遺言執行者と遺産分割協議成立の抗弁
遺言者甲は、次の自筆証書遺言を残して死亡しました。
相続人は乙、丙、丁の子で、受遺者戊は丁の妻です。
@甲は、丁に対し、本件土地1のうち持分2分の1及び本件土地2の所有権を相続させる。
A甲は、戊に対し、本件土地1のうち持分2分の1を遺贈する。
B甲は、丁を遺言執行者に指定する。
乙、丙、丁は、本件土地1,2について、持分各3分の1ずつ相続登記をしました。
その後、遺言執行者丁は、乙、丙、丁を被告として前記遺言内容を実現するために右相続登記の抹消登記手続きを求める訴えを提起しました。
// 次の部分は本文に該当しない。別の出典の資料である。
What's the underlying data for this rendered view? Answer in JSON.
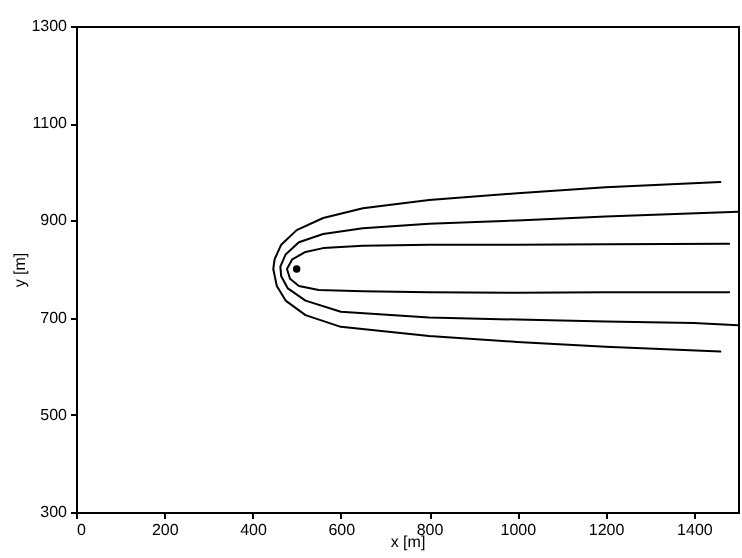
{
  "chart_data": {
    "type": "line",
    "xlabel": "x [m]",
    "ylabel": "y [m]",
    "xlim": [
      0,
      1500
    ],
    "ylim": [
      300,
      1300
    ],
    "xticks": [
      0,
      200,
      400,
      600,
      800,
      1000,
      1200,
      1400
    ],
    "yticks": [
      300,
      500,
      700,
      900,
      1100,
      1300
    ],
    "grid": false,
    "marker": "none",
    "line_style": "solid",
    "series": [
      {
        "color": "#000000",
        "x": [
          1460,
          1200,
          1000,
          800,
          650,
          560,
          500,
          465,
          450,
          447,
          455,
          475,
          520,
          600,
          800,
          1000,
          1200,
          1460
        ],
        "values": [
          979,
          968,
          956,
          942,
          925,
          905,
          880,
          850,
          820,
          800,
          765,
          735,
          705,
          681,
          662,
          650,
          640,
          630
        ]
      },
      {
        "color": "#000000",
        "x": [
          1500,
          1200,
          1000,
          800,
          650,
          560,
          505,
          475,
          463,
          465,
          480,
          520,
          600,
          800,
          1000,
          1200,
          1400,
          1500
        ],
        "values": [
          918,
          908,
          900,
          893,
          884,
          872,
          855,
          830,
          805,
          785,
          760,
          735,
          712,
          700,
          696,
          692,
          689,
          684
        ]
      },
      {
        "color": "#000000",
        "x": [
          1480,
          1200,
          1000,
          800,
          650,
          560,
          520,
          490,
          478,
          485,
          505,
          550,
          650,
          800,
          1000,
          1200,
          1480
        ],
        "values": [
          852,
          851,
          850,
          850,
          848,
          843,
          835,
          820,
          800,
          780,
          765,
          757,
          754,
          752,
          751,
          752,
          752
        ]
      },
      {
        "type": "scatter",
        "marker": "circle",
        "color": "#000000",
        "x": [
          500
        ],
        "values": [
          800
        ]
      }
    ]
  }
}
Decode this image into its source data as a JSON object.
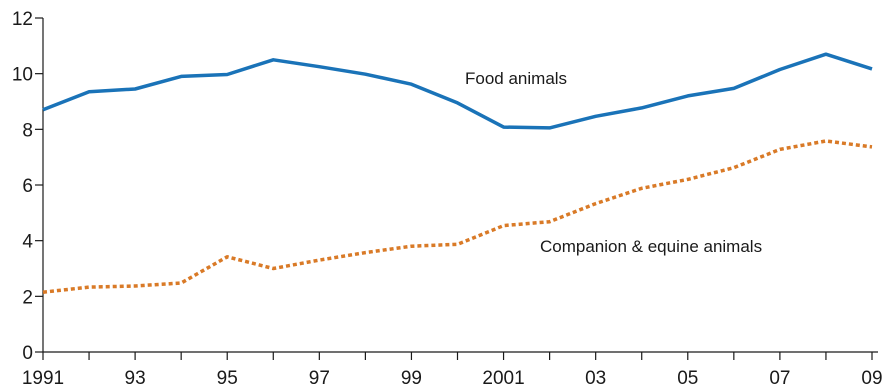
{
  "chart_data": {
    "type": "line",
    "x": [
      1991,
      1992,
      1993,
      1994,
      1995,
      1996,
      1997,
      1998,
      1999,
      2000,
      2001,
      2002,
      2003,
      2004,
      2005,
      2006,
      2007,
      2008,
      2009
    ],
    "x_tick_labels": [
      "1991",
      "93",
      "95",
      "97",
      "99",
      "2001",
      "03",
      "05",
      "07",
      "09"
    ],
    "x_tick_values": [
      1991,
      1993,
      1995,
      1997,
      1999,
      2001,
      2003,
      2005,
      2007,
      2009
    ],
    "y_ticks": [
      0,
      2,
      4,
      6,
      8,
      10,
      12
    ],
    "ylim": [
      0,
      12
    ],
    "xlim": [
      1991,
      2009
    ],
    "grid": false,
    "legend": "none",
    "series": [
      {
        "name": "Food animals",
        "color": "#1a73b8",
        "style": "solid",
        "values": [
          8.7,
          9.35,
          9.45,
          9.9,
          9.97,
          10.5,
          10.25,
          9.98,
          9.62,
          8.95,
          8.08,
          8.05,
          8.47,
          8.77,
          9.2,
          9.47,
          10.15,
          10.7,
          10.17
        ]
      },
      {
        "name": "Companion & equine animals",
        "color": "#d97a27",
        "style": "dotted",
        "values": [
          2.15,
          2.33,
          2.37,
          2.48,
          3.42,
          3.0,
          3.3,
          3.57,
          3.8,
          3.87,
          4.54,
          4.68,
          5.33,
          5.88,
          6.2,
          6.62,
          7.28,
          7.58,
          7.37
        ]
      }
    ]
  }
}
乙、丙は、右訴訟で抗弁として遺産分割協議成立を主張しましたが、裁判所は、この点は、本件遺言は、甲の死亡により直ちにその効力を生じて、本件土地は丁、戊に帰属すべき部分が定められているところであり、相続人間の遺産分割協議を要する部分を残していないところ、遺言執行者としては、被相続人の意思に従って右権利関係の実現に務めるべきであり、相続人間でこれに反する合意をして、遺言内容の実現を妨げるときは、これを排除するのが任務であり、したがって、相続人間の遺産分割が贈与契約ないし交換契約等として、遺言内容の事後的な変更処分の意味でその効力を保持する場合が存するとしても、その合意の存在をもって、遺言執行者の主張としては失当であるとしました。
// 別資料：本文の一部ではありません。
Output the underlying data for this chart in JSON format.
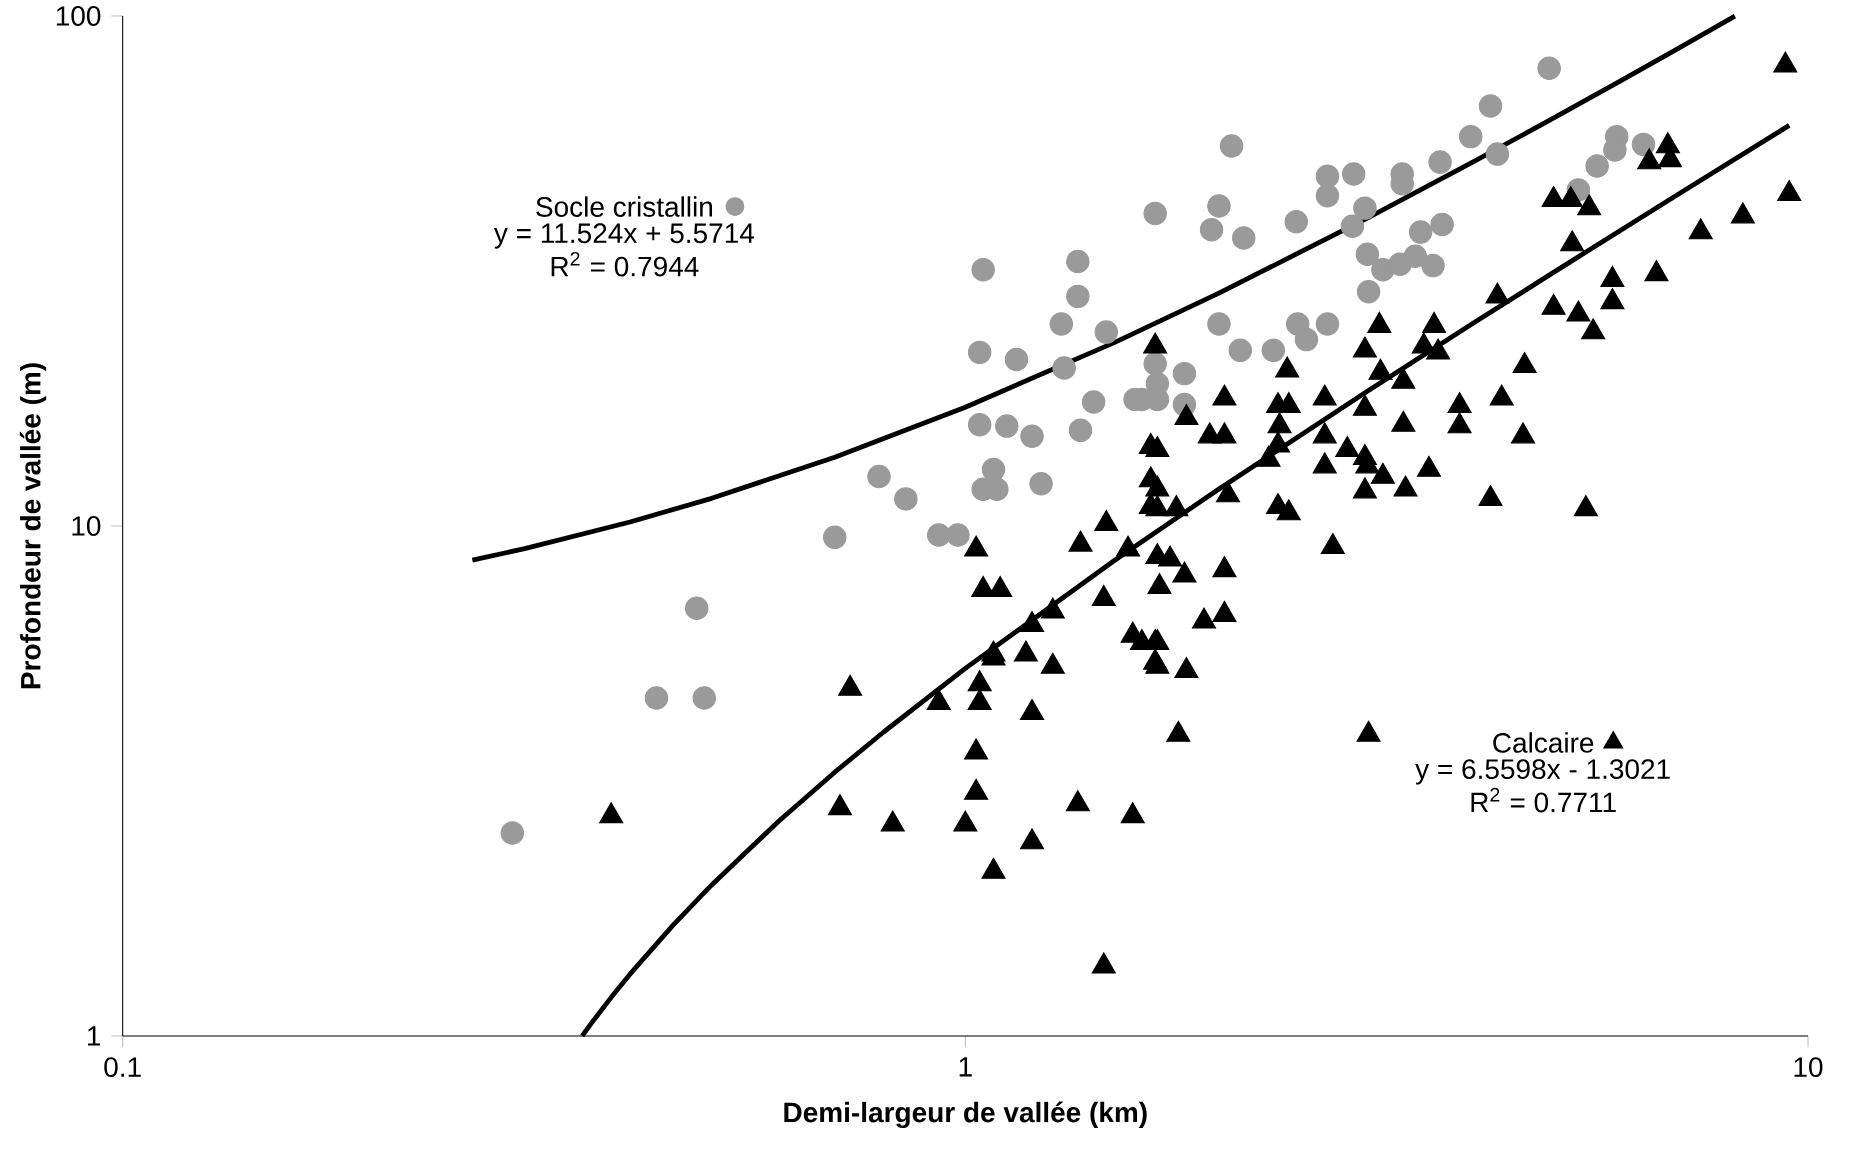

また、相続人間の遺言内容を変更する合意については、一応の合意に達したことは認められるが、それ自体いまだ一応の方針に過ぎないうえ、他の相続関連問題の解決がなされるのでなければ、到底最終的合意の至る見込みを有していないのであり、乙、丙主張のように遺産分割協議は成立したとは認めることができないとしました。